Preparation for devotionals and forums often begins months beforehand, with the speaker selection process.
“Devotional speakers representing the campus community are chosen by the BYU Administration, which includes the deans of every college,” explained Carri Jenkins, director of University Communications. “Members of the campus community are welcome to suggest a devotional speaker. General Authorities and general officers are scheduled by the Church.”
Forum speakers are chosen in a similar way. The campus community can nominate a forum speaker by submitting a form to the Forum Committee, which ultimately makes the decision. However, choosing a speaker is only the first step.
As the speaking date approaches, BYU Broadcasting and the AV production team work together to make it possible for everyone to enjoy the speaker’s message. AV production’s role is to manage all the technical aspects of the event inside the venue where the speaker will be. BYU Broadcasting then takes that message to viewers around campus and the world.
Those assigned to the teleprompters receive a script of the speech the day before the event, and they go through and load those scripts into the teleprompter software.
“They have to go through that talk word for word, making sure that everything is spelled correctly and in there correctly,” said Ray Lines, director of the AV production team. “Then what happens, typically, is there will be changes at the last second. The speaker will do a rehearsal and the speaker will make changes … the operator has to make those changes and make sure the script is exactly how they want it.”

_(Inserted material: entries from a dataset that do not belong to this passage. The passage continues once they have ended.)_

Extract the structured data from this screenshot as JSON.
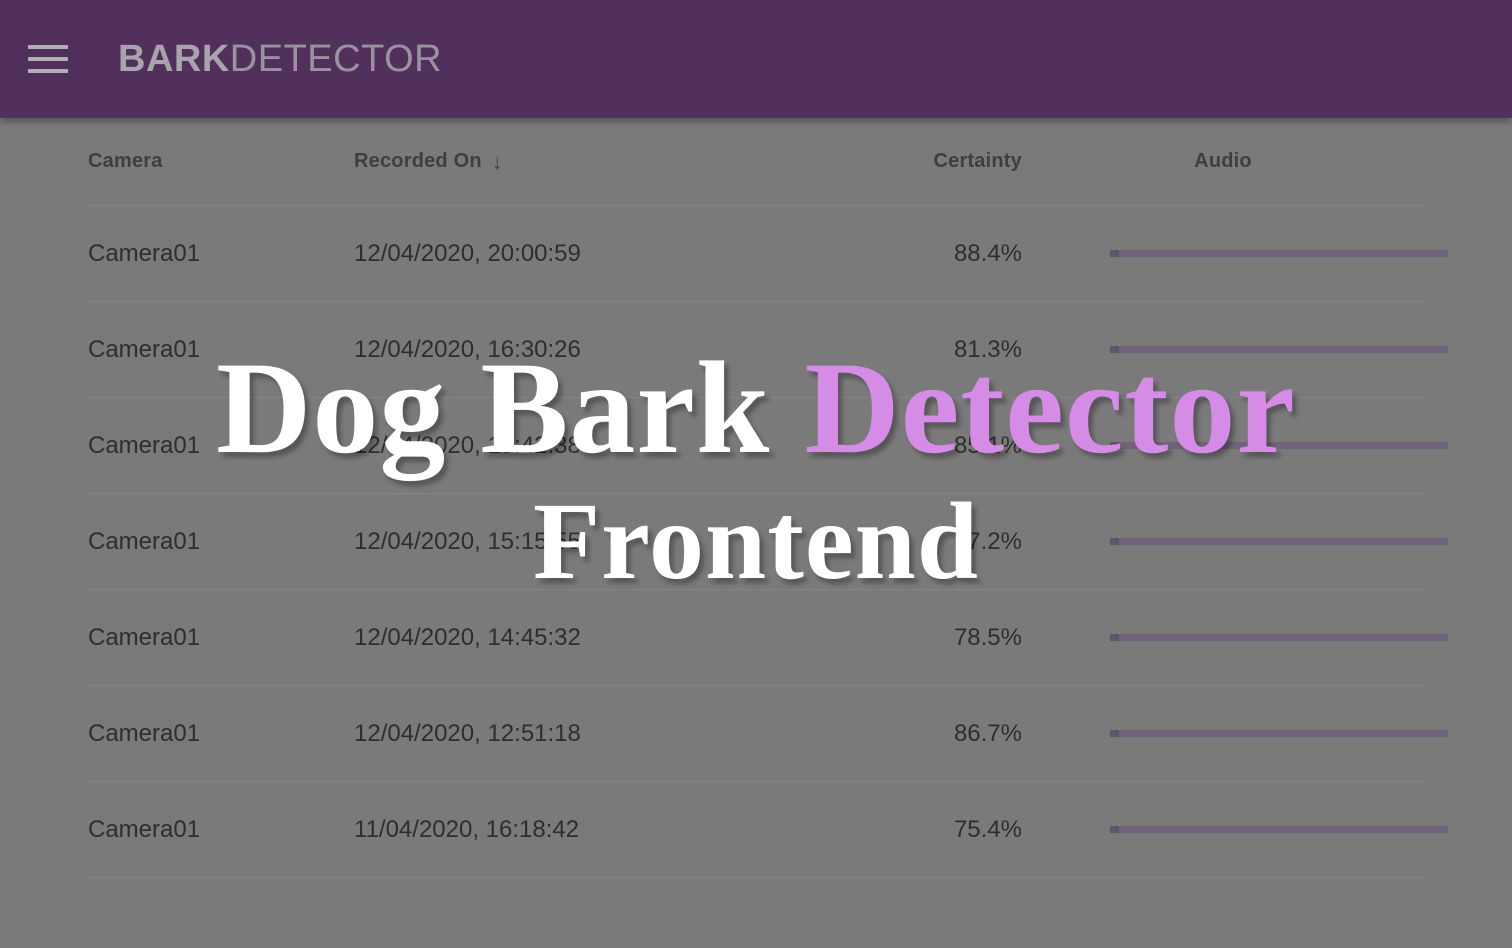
{
  "appbar": {
    "menu_icon": "hamburger-menu-icon",
    "brand_bold": "BARK",
    "brand_light": "DETECTOR",
    "background_color": "#52305c"
  },
  "table": {
    "columns": [
      {
        "key": "camera",
        "label": "Camera",
        "sorted": false
      },
      {
        "key": "recorded",
        "label": "Recorded On",
        "sorted": true,
        "sort_icon": "↓",
        "sort_direction": "descending"
      },
      {
        "key": "certainty",
        "label": "Certainty",
        "sorted": false
      },
      {
        "key": "audio",
        "label": "Audio",
        "sorted": false
      }
    ],
    "rows": [
      {
        "camera": "Camera01",
        "recorded": "12/04/2020, 20:00:59",
        "certainty": "88.4%",
        "audio": "audio-player-bar"
      },
      {
        "camera": "Camera01",
        "recorded": "12/04/2020, 16:30:26",
        "certainty": "81.3%",
        "audio": "audio-player-bar"
      },
      {
        "camera": "Camera01",
        "recorded": "12/04/2020, 15:42:38",
        "certainty": "85.1%",
        "audio": "audio-player-bar"
      },
      {
        "camera": "Camera01",
        "recorded": "12/04/2020, 15:15:55",
        "certainty": "77.2%",
        "audio": "audio-player-bar"
      },
      {
        "camera": "Camera01",
        "recorded": "12/04/2020, 14:45:32",
        "certainty": "78.5%",
        "audio": "audio-player-bar"
      },
      {
        "camera": "Camera01",
        "recorded": "12/04/2020, 12:51:18",
        "certainty": "86.7%",
        "audio": "audio-player-bar"
      },
      {
        "camera": "Camera01",
        "recorded": "11/04/2020, 16:18:42",
        "certainty": "75.4%",
        "audio": "audio-player-bar"
      }
    ]
  },
  "overlay": {
    "title_part1": "Dog Bark ",
    "title_part2": "Detector",
    "subtitle": "Frontend",
    "accent_color": "#d58ce6",
    "text_color": "#ffffff"
  }
}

The day of the event, preparation starts around 8 a.m. The camera operators, audio technicians, operations manager and engineers all load their equipment into the truck at the BYU Broadcasting Building and then go to the Joseph Smith Building or Marriott Center, depending on what time of year it is. They park the truck in the back and start the unloading process.

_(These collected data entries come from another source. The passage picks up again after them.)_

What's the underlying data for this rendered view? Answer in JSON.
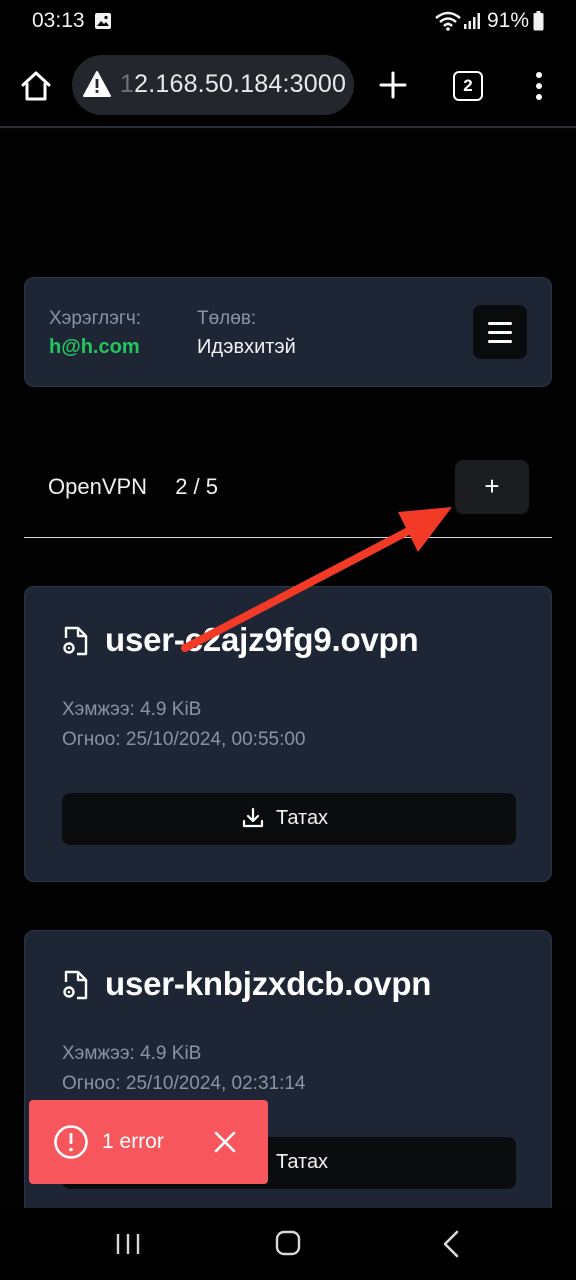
{
  "status_bar": {
    "time": "03:13",
    "battery_percent": "91%"
  },
  "browser": {
    "url_faded": "1",
    "url": "2.168.50.184:3000",
    "tab_count": "2"
  },
  "user_card": {
    "user_label": "Хэрэглэгч:",
    "user_email": "h@h.com",
    "status_label": "Төлөв:",
    "status_value": "Идэвхитэй"
  },
  "vpn_section": {
    "title": "OpenVPN",
    "count": "2 / 5",
    "add_label": "+"
  },
  "files": [
    {
      "name": "user-c2ajz9fg9.ovpn",
      "size": "Хэмжээ: 4.9 KiB",
      "date": "Огноо: 25/10/2024, 00:55:00",
      "download_label": "Татах"
    },
    {
      "name": "user-knbjzxdcb.ovpn",
      "size": "Хэмжээ: 4.9 KiB",
      "date": "Огноо: 25/10/2024, 02:31:14",
      "download_label": "Татах"
    }
  ],
  "toast": {
    "text": "1 error"
  },
  "colors": {
    "accent_green": "#22c55e",
    "card_bg": "#1e2534",
    "toast_red": "#f7565c",
    "annotation_arrow": "#f23a26"
  },
  "icons": [
    "home-icon",
    "warning-icon",
    "plus-icon",
    "tabs-icon",
    "more-icon",
    "menu-icon",
    "file-settings-icon",
    "download-icon",
    "error-icon",
    "close-icon",
    "recents-icon",
    "nav-home-icon",
    "back-icon"
  ]
}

The camera operators begin assembling their cameras, while others prepare their equipment. Depending on what kind of musical number will be performed that day, the audio crew will set up microphones in certain locations. Lighting and sound details need to be adjusted depending on the type of musical number that day. Since a choir would need a different sound and lighting setup than would a soloist, the crew makes sure everything is set to the correct specifications.
Once cameras are set, engineers will begin checking to make sure that cameras are receiving the proper feed, and the lighting is checked to ensure that the video will get the best picture quality. After setup is complete, there are a few hours scheduled in to make sure there is time for last-minute tweaks.

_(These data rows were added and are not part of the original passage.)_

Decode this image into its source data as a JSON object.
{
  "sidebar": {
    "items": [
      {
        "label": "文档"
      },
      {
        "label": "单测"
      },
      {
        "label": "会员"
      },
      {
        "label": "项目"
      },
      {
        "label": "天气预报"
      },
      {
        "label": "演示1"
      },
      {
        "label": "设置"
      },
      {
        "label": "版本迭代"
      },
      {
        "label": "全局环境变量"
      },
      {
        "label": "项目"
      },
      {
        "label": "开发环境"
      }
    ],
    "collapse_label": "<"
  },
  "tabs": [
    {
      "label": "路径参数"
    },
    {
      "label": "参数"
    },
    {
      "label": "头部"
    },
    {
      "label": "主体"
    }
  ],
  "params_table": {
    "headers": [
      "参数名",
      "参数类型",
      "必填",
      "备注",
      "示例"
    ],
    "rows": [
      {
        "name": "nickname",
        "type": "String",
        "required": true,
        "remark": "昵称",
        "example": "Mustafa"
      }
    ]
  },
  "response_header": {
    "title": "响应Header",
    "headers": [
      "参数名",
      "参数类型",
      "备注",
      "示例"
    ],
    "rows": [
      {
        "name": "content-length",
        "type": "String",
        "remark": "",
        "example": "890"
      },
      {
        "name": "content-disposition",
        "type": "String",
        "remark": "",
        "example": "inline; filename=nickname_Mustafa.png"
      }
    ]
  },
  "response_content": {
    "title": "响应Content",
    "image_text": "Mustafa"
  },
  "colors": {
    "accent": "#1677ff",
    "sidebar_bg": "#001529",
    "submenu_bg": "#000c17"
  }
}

Eric Martino, a BYU Broadcasting cameraman, explained why scheduling extra time is important.
“We can set up in like an hour, but we are there for three, just in case something goes wrong,” Martino said. “Sometimes (it goes wrong) and it takes all three hours, and sometimes it doesn’t and so we’re lucky.”
Martino relayed one story of how the fiber optic cable, which allows the central control unit to access the camera, was dirty and they were not getting the right signal to the camera. The engineers had to clean the cable and make sure everything was working properly before the devotional in order to have a successful show.
“We do all that to make sure everything is good and so we can make the necessary changes,” Martino said.
By the end of setup, the performers will have shown up to rehearse their musical number. The technical director has previously looked at the music and determined what shots will look best for the number. He gives the camera operators and others a “shot sheet,” which tells them what shots will need to be taken at what time. As rehearsal goes on, camera operators determine what angles they need and adjust lighting based on where the performers will be standing.
Then, finally, it’s show time. The crowd fills the venue, camera shots are called, teleprompters roll, lights dim and the speaker stands to give his or her message while audience members listen intently.
From surveying BYU graduates, the administration found the number-one act that had affected their spiritual development at BYU was almost always devotional attendance. President Cecil O. Samuelson has reminded students that “a large part of what constitutes the unique BYU experience is found in these gatherings where the Spirit has been invited and where we have the opportunity to discuss and consider things of ultimate worth and importance that are not afforded to the academic community on almost any other campus.”